Reinvesting earnings allows for compounding, where returns generate additional returns. Over the long term, this compounding effect can significantly boost the overall value of the investment.

The table below captures the differences between IDCW and growth options on several parameters -

Parameters Dividend (IDCW) Growth
Objective
Provides regular income through regular payout
Emphasizes on capital appreciation and growth
Payouts
Distributes a portion of fund profits to investors at regular intervals
Reinvests earnings back into the fund, no regular payouts
Compounding
Limited compounding as payouts are taken out of the fund
Capitalizes on the power of compounding by reinvesting earnings
Selling Units
Investors receive payouts without selling units
Investors need to sell units to realize gains

The choice between dividends and growth options ultimately is based on your financial objectives, risk appetite, and investment horizon. Here are a few factors to consider when making this decision:

  1. Income Needs: If you require regular income from your investments, dividends (IDCW) may be better. However, if you have other sources of income or a longer investment horizon, growth options may be more suitable.

  2. Risk Appetite: Dividend-paying companies often have lower volatility, making them less risky. On the other hand, growth investments can be more volatile due to the nature of high-growth companies.

  3. Tax Considerations: Investors in higher tax brackets may prefer growth options to defer taxes until they sell their shares, potentially benefiting from lower capital gains tax rates.

Summing it Up

Dividends (IDCW) and growth options in mutual funds offer distinct advantages and considerations for investors. While the former provides a regular income stream and stability, growth options focus on capital appreciation and potential long-term gains.

FAQs on Impact of Dividend vs Growth Options in Mutual Funds

To build wealth over the long term and experience sustained returns, consider staying invested in growth.
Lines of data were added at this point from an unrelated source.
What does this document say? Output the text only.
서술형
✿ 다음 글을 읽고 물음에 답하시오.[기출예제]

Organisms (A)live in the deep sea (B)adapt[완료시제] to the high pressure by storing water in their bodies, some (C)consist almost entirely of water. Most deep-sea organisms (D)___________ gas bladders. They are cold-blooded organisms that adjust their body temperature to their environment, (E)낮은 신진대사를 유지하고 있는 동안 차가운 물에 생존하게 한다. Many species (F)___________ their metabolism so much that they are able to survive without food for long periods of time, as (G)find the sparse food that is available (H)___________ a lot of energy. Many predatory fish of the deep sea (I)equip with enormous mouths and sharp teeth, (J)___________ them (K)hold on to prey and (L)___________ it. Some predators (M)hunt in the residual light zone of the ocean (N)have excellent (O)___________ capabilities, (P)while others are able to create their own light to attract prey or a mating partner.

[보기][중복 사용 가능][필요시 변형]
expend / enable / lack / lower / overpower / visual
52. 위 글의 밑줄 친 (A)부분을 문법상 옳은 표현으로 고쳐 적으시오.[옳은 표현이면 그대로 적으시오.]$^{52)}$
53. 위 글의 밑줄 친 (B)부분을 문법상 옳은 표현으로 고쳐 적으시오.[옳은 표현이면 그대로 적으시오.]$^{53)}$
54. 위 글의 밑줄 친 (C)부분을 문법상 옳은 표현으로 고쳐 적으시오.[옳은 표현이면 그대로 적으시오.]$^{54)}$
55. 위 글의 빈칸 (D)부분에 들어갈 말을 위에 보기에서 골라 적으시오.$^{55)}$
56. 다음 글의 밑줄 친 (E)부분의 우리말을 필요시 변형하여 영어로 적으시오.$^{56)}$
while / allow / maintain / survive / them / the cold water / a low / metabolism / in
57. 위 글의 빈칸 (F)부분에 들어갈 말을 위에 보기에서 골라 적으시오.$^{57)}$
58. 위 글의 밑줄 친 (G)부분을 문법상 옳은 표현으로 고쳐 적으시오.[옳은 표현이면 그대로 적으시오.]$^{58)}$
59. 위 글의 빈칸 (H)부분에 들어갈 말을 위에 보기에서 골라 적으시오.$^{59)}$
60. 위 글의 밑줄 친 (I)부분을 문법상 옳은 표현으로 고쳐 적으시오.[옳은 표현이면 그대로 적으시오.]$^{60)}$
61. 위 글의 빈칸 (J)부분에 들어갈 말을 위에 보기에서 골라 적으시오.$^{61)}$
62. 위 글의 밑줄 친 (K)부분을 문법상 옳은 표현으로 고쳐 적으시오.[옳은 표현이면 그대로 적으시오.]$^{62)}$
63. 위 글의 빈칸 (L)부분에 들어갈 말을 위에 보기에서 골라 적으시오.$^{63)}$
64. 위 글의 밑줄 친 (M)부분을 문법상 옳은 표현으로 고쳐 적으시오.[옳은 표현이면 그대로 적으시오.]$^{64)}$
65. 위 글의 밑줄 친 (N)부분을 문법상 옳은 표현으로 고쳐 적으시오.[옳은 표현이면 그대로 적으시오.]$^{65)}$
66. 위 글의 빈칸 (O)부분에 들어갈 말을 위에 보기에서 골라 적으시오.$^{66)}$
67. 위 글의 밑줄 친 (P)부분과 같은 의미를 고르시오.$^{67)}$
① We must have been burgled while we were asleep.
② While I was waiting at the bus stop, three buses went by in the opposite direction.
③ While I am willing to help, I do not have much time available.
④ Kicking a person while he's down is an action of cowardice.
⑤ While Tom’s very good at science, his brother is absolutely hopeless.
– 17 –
However, if you seek immediate returns and a stable cash flow, opting for dividend investing might be the best choice for you.

Both growth options and IDCW (Income Distribution cum Capital Withdrawal) options attract investors with distinct goals in the realm of mutual funds. While growth options offer greater tax efficiency and the potential for capital appreciation, IDCW options deliver a consistent income stream.